T Viswanathan was truly unique in his ability to maintain the cultural and aesthetic values of his family and teacher while teaching students half a world away from his homeland. Viswa, as he was known to all, was born in 1927 into one of the most illustrious music and dance families of South India and was one of India's most noted and respected musicians. His grandmother, Veena Dhanammal, was considered to be one of the finest veena players of her century. His sister, T Balasaraswati, was regarded as the greatest exponent of Bharata Natyam, the classical dance of South India. At an early age, he was sent to live and study with his flute teacher, T N Swaminatha Pillai, and throughout his entire musical career he wove the two styles, that of his family and that of his guru, into a seamless
Viswa studied ethnomusicology at UCLA on a Fulbright scholarship from 1958 to 1960, and was head of the Department of Music at Madras University from 1961 to 1966. He taught at UCLA and the California Institute of the Arts before joining the Wesleyan faculty in 1975. He earned his Ph.D. at Wesleyan.
In 1976 Viswanathan and his brother T Ranganathan (Wesleyan's first Artist in Residence in Music) recorded the musical accompaniment for Bala, a film on the life of their sister, produced and directed by Satyajit Ray. Other recordings by Viswanathan include South Indian Flute (World Pacific), Pallavi (Nonesuch Explorer Series), South Indian Classical Flute, (JVC), and Tribute (VG. Arts).
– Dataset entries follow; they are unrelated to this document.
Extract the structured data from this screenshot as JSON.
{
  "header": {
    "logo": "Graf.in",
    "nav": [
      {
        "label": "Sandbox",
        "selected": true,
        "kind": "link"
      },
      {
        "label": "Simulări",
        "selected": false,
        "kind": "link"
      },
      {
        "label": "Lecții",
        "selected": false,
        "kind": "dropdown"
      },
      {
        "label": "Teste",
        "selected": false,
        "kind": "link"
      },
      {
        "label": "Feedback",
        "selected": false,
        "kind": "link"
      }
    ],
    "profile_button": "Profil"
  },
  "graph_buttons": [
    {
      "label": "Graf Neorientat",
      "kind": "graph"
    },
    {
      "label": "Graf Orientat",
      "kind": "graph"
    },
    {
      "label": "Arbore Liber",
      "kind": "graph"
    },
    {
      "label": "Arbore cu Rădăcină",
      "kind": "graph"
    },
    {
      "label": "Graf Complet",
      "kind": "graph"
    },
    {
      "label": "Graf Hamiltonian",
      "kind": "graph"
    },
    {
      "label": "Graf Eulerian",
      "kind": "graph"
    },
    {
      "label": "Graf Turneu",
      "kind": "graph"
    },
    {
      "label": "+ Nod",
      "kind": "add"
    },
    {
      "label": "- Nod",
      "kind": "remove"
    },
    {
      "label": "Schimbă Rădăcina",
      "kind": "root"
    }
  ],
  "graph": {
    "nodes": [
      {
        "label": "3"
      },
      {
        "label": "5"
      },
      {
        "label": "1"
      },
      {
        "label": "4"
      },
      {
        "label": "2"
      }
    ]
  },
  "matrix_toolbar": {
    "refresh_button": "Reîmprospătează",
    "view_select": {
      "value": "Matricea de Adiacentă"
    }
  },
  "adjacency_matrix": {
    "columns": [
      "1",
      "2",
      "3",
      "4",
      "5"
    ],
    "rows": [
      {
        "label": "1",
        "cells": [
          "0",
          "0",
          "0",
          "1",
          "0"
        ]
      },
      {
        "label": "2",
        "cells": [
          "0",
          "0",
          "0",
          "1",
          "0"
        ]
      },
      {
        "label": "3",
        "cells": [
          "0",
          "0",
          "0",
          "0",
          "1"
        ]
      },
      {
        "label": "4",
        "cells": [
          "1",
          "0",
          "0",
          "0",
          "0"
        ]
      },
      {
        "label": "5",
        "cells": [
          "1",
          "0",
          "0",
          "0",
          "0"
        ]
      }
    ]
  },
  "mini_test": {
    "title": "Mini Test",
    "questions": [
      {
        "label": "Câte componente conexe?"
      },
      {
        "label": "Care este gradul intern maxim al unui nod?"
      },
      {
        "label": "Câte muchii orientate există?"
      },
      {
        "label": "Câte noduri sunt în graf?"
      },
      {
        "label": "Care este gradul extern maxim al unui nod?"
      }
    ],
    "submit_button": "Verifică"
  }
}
Viswanathan received some of the most prestigious awards in India and the United States, including Instrumental Musician of the Year (Kalaimamani) from the Government of Tamil Nadu (1978), the President's Award from the Sangeet Natak Akademi (1987), Sangita Kalanidhi ("Treasure of Musical
Art") - the highest award given to a South Indian musician--from the Music Academy in Madras (1989), and a National Heritage Fellowship from the National Endowment for the Arts (1992) in recognition of his contribution and achievement in South Indian music. He has performed throughout the world, touring China and Ireland in the past year and a half of his life.
More important than his impressive achievements around the world, Viswa was beloved by his family, friends, colleagues and students as a considerate, loving, and generous man, one who faced illness, personal disaster, and all manner of adversity with cheer, good humor and music. He was a great and committed teacher, and a cornerstone of Wesleyan's music program.
Attended by a small group of family and friends, Viswa was cremated with a Hindu puja on September 14, 2002 at Rocky Hill, CT. His coffin was covered with beautiful flower petals. The presiding priest was AV Srinivasan, a long time close friend and associate of Viswa's.